Friday, December 11, 2009

This report should kill the bills, send all home

DP: There is nothing remotely favorable about this report, for the passage and support of Obama/Pelosi/Reid care. It couldn't be more true: "The emporor has no clothes." Even the "silver lining" at the end appears to be the reporters editorializing since he doesn't refer to the report as the source of  "provides coverage to 93 percent of Americans." Just think about the journalistic deception and malpractice, evidenced by 1) 90% already have insurance (Obama himself said in speech that "30 million Americans" don't have insurance--which is 10% of 300 million); therefore 2) the bill does not, by definition, "provide coverage" to those 90% that have it already; so 3) If 93% is the firm result, according to a source the reporter doesn't name, this is all for the rather unimpressive result of adding another 3% to the insured pool, which would be another 9 million? Is that right? Trillions to be spent over 3% or so of Americans? Damn right we just want this whole sucker to go down and start over.

"US health care tab to keep growing under overhaul"


By RICARDO ALONSO-ZALDIVAR, Associated Press Writer Ricardo Alonso-zaldivar, Associated Press Writer – 1 hr 17 mins ago

WASHINGTON – A new government report is sending a sober economic warning to Democrats trying to push President Barack Obama's health care overhaul plan through the Senate.
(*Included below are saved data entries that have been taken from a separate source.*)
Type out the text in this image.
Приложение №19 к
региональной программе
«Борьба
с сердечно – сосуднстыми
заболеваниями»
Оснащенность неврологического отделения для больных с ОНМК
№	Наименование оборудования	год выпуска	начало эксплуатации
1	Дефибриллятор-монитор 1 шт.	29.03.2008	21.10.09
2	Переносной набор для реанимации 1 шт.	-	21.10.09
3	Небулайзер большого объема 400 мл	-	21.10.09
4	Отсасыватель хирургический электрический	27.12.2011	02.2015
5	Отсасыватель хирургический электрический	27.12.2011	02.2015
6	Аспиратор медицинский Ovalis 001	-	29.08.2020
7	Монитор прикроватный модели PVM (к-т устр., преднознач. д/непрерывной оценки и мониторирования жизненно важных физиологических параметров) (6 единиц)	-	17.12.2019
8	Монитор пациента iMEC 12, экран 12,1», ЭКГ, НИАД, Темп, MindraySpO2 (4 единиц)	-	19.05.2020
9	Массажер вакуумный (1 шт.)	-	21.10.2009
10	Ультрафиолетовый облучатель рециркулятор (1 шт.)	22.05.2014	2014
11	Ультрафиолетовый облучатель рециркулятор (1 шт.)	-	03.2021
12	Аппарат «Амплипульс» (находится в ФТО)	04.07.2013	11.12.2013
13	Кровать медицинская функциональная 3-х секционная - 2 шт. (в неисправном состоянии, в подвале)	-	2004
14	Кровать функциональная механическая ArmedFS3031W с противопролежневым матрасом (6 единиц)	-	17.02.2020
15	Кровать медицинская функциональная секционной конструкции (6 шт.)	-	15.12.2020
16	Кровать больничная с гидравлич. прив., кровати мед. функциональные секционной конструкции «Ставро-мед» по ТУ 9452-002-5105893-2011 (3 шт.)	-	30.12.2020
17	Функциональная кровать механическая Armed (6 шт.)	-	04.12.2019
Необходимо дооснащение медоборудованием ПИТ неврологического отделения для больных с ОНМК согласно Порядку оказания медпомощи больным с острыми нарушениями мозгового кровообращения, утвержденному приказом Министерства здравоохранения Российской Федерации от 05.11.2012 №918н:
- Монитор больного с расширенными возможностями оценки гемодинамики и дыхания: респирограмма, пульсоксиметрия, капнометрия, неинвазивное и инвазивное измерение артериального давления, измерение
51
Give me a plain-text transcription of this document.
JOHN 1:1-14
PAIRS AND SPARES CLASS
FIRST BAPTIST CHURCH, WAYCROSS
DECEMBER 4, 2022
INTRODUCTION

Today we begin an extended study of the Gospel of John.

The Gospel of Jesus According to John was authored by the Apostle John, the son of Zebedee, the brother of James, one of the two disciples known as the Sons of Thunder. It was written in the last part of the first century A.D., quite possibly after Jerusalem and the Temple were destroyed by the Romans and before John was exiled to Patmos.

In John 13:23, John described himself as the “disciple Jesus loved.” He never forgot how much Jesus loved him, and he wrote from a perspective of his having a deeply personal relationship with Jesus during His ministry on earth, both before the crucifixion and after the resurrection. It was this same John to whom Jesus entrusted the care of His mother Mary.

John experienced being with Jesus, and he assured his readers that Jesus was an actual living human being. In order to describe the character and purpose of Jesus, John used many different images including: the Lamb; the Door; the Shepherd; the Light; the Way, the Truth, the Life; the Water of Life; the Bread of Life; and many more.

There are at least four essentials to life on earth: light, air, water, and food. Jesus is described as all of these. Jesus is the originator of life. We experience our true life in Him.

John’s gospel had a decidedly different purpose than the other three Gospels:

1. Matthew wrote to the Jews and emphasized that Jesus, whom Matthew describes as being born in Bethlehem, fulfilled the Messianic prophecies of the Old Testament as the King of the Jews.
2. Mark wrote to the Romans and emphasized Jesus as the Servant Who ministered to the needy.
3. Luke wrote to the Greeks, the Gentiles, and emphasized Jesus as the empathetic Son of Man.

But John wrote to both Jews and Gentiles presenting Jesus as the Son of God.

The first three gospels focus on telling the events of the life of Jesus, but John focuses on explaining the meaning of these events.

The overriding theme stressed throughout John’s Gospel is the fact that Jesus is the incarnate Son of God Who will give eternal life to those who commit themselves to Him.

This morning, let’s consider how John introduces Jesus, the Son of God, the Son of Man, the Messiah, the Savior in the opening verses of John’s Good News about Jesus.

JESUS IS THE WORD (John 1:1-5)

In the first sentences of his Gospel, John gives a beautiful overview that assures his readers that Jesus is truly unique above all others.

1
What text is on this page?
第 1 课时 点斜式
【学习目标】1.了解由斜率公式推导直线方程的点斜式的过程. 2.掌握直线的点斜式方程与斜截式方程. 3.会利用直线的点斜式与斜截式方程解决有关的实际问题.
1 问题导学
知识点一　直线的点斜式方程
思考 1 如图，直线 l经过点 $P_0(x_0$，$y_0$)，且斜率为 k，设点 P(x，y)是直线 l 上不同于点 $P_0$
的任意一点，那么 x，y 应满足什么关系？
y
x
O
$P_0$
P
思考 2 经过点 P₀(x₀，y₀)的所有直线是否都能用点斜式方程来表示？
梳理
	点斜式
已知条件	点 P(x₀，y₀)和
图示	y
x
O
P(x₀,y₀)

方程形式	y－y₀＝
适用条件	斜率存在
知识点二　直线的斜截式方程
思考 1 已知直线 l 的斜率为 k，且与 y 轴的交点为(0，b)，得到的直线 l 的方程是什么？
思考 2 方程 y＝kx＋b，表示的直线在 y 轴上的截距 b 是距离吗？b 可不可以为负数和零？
The analysis from nonpartisan economic experts at the Health and Human Services Department concludes that the nation's health care tab will grow more rapidly under the Democratic plan senators are debating. It also calls into question the Democrats' plan to squeeze $493 billion in savings from Medicare over 10 years, saying it "may be unrealistic."

In more bad news, the report released Friday warns that a new long-term care insurance plan included in the legislation could "face a significant risk of failure." The silver lining: The bill provides coverage to 93 percent of Americans.